A Taiwanese composer and musicologist born November 11, 1977.
A pianist by training, Lin-Ni Liao studied composition at the National Taiwan Normal University, where she obtained her diploma in 2000. She then settled in France and studied with Yoshihisa Taïra at the École Normale Supérieure in Paris. Allan Gaussin, Franck Bedrossian, Philippe Leroux, Thierry Blondeau and Gilles Racot were also her teachers. She advanced her knowledge of French culture at the Sorbonne, where she presented a DEA memoire on La pensée musicale d’Édith Lejet (published in 2009) then, under the direction of Marc Battier, a thesis entitled Héritage culturel et pensée moderne – les compositeurs taïwanais de musique contemporaine formés à l’étranger (published in 2015). She has also written numerous articles on music analysis and cultural identity.
Lin-Ni Liao composes while searching for a musical and philosophical fusion of time and space, of the physical and the musical gesture, of the visual and the aural. In chamber music she has notably written: Imamusi for viola, guitar, bass saxophone and piano (2008); Le train de la vie V – Alison, for electric guitar and electronics (2014); Time of Trees I for gestures of two pianists, bronze bowl and shadows (2016). Her works for solo instrument have enabled her to study the characteristics of the emission of sound and of resonance, as in p. 53 for guitar (2008) and Tty for large tam-tam (2011).

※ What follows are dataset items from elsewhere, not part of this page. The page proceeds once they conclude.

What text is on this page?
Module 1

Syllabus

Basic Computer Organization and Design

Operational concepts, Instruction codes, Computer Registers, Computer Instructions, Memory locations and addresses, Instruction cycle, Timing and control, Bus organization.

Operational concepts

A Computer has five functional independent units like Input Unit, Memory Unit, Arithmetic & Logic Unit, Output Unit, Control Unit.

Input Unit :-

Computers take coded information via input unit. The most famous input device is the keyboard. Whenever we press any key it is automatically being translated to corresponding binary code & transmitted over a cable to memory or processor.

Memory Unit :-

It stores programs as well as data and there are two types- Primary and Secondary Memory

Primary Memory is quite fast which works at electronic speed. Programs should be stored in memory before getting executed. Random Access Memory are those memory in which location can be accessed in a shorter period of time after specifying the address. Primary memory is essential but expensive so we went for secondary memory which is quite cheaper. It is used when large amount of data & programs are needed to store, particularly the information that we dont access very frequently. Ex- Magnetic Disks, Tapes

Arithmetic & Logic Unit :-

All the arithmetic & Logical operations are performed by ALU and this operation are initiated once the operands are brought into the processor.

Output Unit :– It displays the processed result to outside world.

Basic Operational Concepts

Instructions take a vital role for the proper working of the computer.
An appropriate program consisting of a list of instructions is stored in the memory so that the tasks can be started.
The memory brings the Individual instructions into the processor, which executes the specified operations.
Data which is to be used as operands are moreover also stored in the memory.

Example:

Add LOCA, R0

Gifted with synaesthesia, Lin-Ni Liao perceives sounds as lights of different intensities. This sensitivity led her to suggest in her music the play of shadow and light. She has also been inspired by the poetry of Emily Dickinson, notably in Poussière dans le vent for flute, violin, cello and piano (2013) and One Bird, One Tree, commissioned by Radio France, for erhu, accordion and piano (2017).
Lin-Ni Liao is artistic director of TPMC (‘All for contemporary music’), an association that promotes contemporary music through an interdisciplinary and intercultural approach with a reciprocal view of the Far East and the West.